Understanding Gaps in College Outcomes by First-Generation Status
Understanding Gaps in College Outcomes by First-Generation Status
Speaker: Dr. Basit Zafar (University of Michigan)
Date: Thursday, 13th July 2023
Time: 4:00 - 5:00 PM (PKT)
Venue: A-10 Academic Block (LUMS)
SPEAKER BIO
Dr. Basit Zafar is a Professor of Economics at the University of Michigan, and a faculty research fellow in the NBER’s Labor Economics and Economics of Education Programs. He is an applied microeconomist; his research is focused on labor economics, economics of education, and household finance. Specifically, his work seeks to understand how individuals make decisions under uncertainty. Professor Zafar's research employs a disparate set of empirical methods and techniques, including the use of survey-based subjective expectations data and experimental data. He has published in several leading economics and finance journals. He is an associate editor at the Journal of European Economic Association and Quantitative Economics. He received his Ph.D. from Northwestern University in 2008, and his B.Sc from Caltech. Before joining the faculty at Michigan, he held positions at Arizona State University and the Federal Reserve Bank of New York. Learn more about Basit Zafar here.
PAPER ABSTRACT
(Co-authors: Esteban Aucejo, Jacob French and Paola Ugalde A.)

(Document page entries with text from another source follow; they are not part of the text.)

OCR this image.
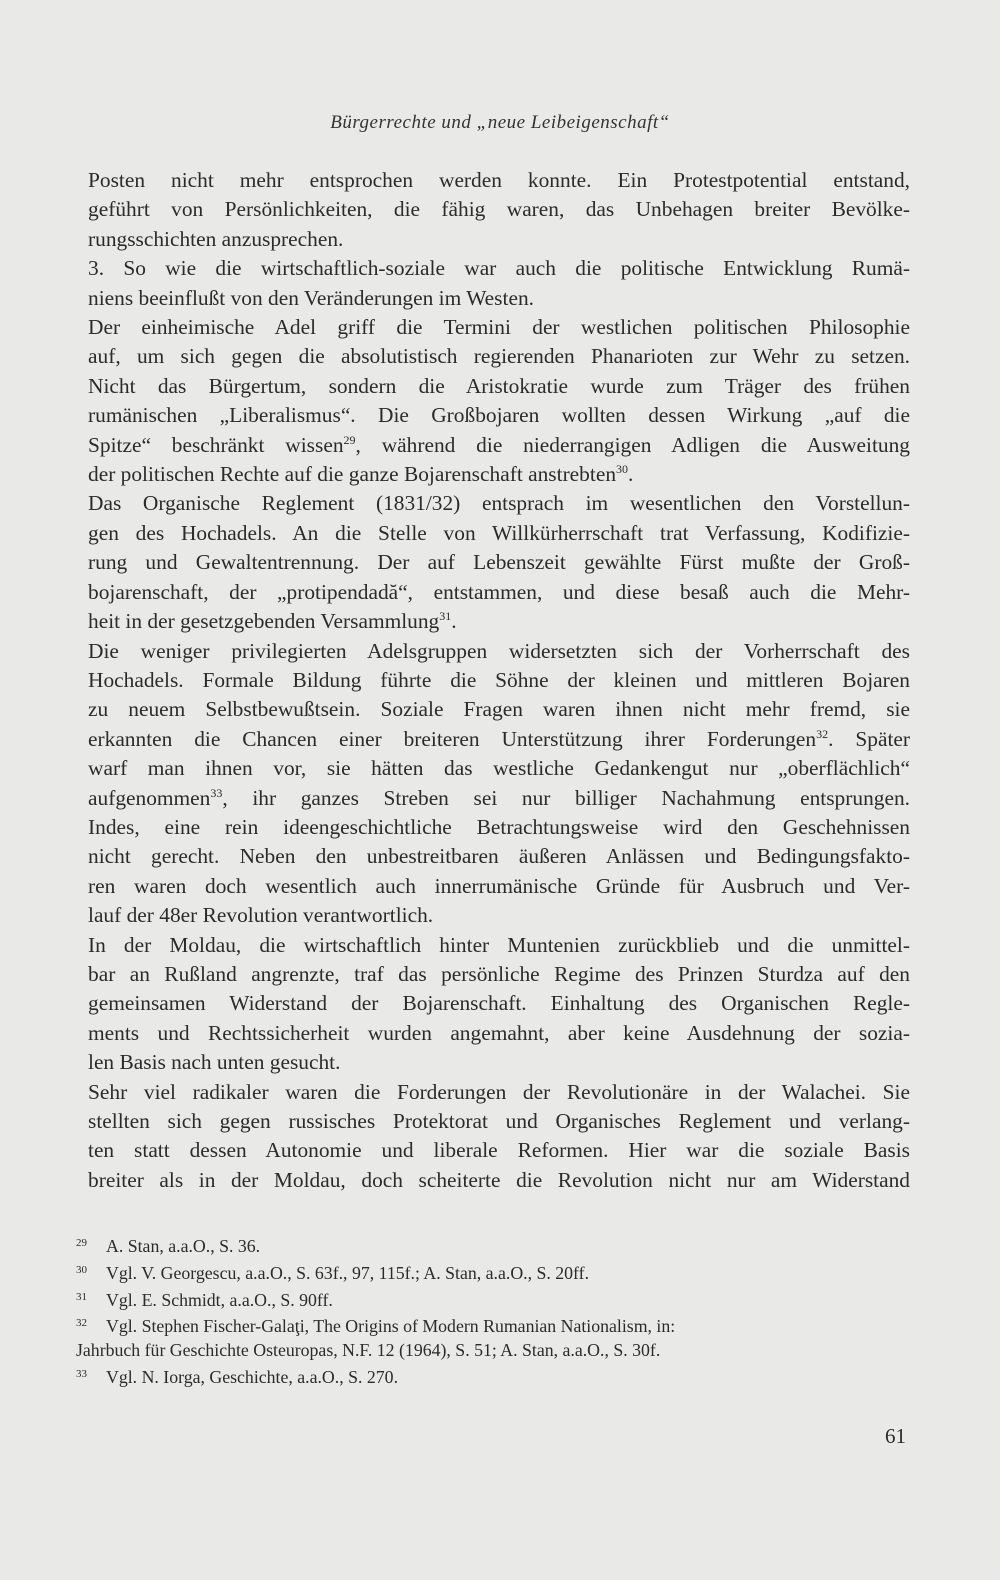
Bürgerrechte und „neue Leibeigenschaft“
Posten nicht mehr entsprochen werden konnte. Ein Protestpotential entstand,
geführt von Persönlichkeiten, die fähig waren, das Unbehagen breiter Bevölke-
rungsschichten anzusprechen.
3. So wie die wirtschaftlich-soziale war auch die politische Entwicklung Rumä-
niens beeinflußt von den Veränderungen im Westen.
Der einheimische Adel griff die Termini der westlichen politischen Philosophie
auf, um sich gegen die absolutistisch regierenden Phanarioten zur Wehr zu setzen.
Nicht das Bürgertum, sondern die Aristokratie wurde zum Träger des frühen
rumänischen „Liberalismus“. Die Großbojaren wollten dessen Wirkung „auf die
Spitze“ beschränkt wissen$^{29}$, während die niederrangigen Adligen die Ausweitung
der politischen Rechte auf die ganze Bojarenschaft anstrebten$^{30}$.
Das Organische Reglement (1831/32) entsprach im wesentlichen den Vorstellun-
gen des Hochadels. An die Stelle von Willkürherrschaft trat Verfassung, Kodifizie-
rung und Gewaltentrennung. Der auf Lebenszeit gewählte Fürst mußte der Groß-
bojarenschaft, der „protipendadă“, entstammen, und diese besaß auch die Mehr-
heit in der gesetzgebenden Versammlung$^{31}$.
Die weniger privilegierten Adelsgruppen widersetzten sich der Vorherrschaft des
Hochadels. Formale Bildung führte die Söhne der kleinen und mittleren Bojaren
zu neuem Selbstbewußtsein. Soziale Fragen waren ihnen nicht mehr fremd, sie
erkannten die Chancen einer breiteren Unterstützung ihrer Forderungen$^{32}$. Später
warf man ihnen vor, sie hätten das westliche Gedankengut nur „oberflächlich“
aufgenommen$^{33}$, ihr ganzes Streben sei nur billiger Nachahmung entsprungen.
Indes, eine rein ideengeschichtliche Betrachtungsweise wird den Geschehnissen
nicht gerecht. Neben den unbestreitbaren äußeren Anlässen und Bedingungsfakto-
ren waren doch wesentlich auch innerrumänische Gründe für Ausbruch und Ver-
lauf der 48er Revolution verantwortlich.
In der Moldau, die wirtschaftlich hinter Muntenien zurückblieb und die unmittel-
bar an Rußland angrenzte, traf das persönliche Regime des Prinzen Sturdza auf den
gemeinsamen Widerstand der Bojarenschaft. Einhaltung des Organischen Regle-
ments und Rechtssicherheit wurden angemahnt, aber keine Ausdehnung der sozia-
len Basis nach unten gesucht.
Sehr viel radikaler waren die Forderungen der Revolutionäre in der Walachei. Sie
stellten sich gegen russisches Protektorat und Organisches Reglement und verlang-
ten statt dessen Autonomie und liberale Reformen. Hier war die soziale Basis
breiter als in der Moldau, doch scheiterte die Revolution nicht nur am Widerstand
29 A. Stan, a.a.O., S. 36.
30 Vgl. V. Georgescu, a.a.O., S. 63f., 97, 115f.; A. Stan, a.a.O., S. 20ff.
31 Vgl. E. Schmidt, a.a.O., S. 90ff.
32 Vgl. Stephen Fischer-Galaţi, The Origins of Modern Rumanian Nationalism, in:
Jahrbuch für Geschichte Osteuropas, N.F. 12 (1964), S. 51; A. Stan, a.a.O., S. 30f.
33 Vgl. N. Iorga, Geschichte, a.a.O., S. 270.
61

This paper attempts to understand socioeconomic differences in the trajectory of students once they are in college. For this purpose, we combine evidence from a novel panel survey of incoming students’ subjective expectations and anonymized transcript data at Arizona State University. We first show that parental education remains a strong predictor of post-enrollment educational success, even after flexibly conditioning on demographic factors and measurable dimensions of college preparation. We find that students’ early university experiences play an important role in generating this educational attainment gap. First-generation students (i.e., those without a college-educated parent) are much more likely to drop out and less likely to switch majors after receiving poor grades in their introductory courses, as compared to their continuing-generation peers with identical observable academic and demographic characteristics. Survey evidence demonstrates systematic differences by parental education in students’ knowledge about both their own ability and the greater institutional setting. First-generation students enter college with much more biased subjective expectations. In addition, we find evidence of the differential reactions to academic setbacks (by first-generation status) only among ex-ante less informed students and those students who have smaller social networks – this suggests that information frictions are likely instrumental in explaining students’ differential reaction to poor initial grades. Finally, we show that it is possible to overcome such information frictions. Specifically, leveraging a natural experiment that nudged some students to enroll in a curated first-year experience targeted at easing the transition to college for academically marginal students, we find evidence that relatively cheap tweaks to the first-year experience can improve retention and encourage early major switching, thus narrowing post-enrollment achievement gaps.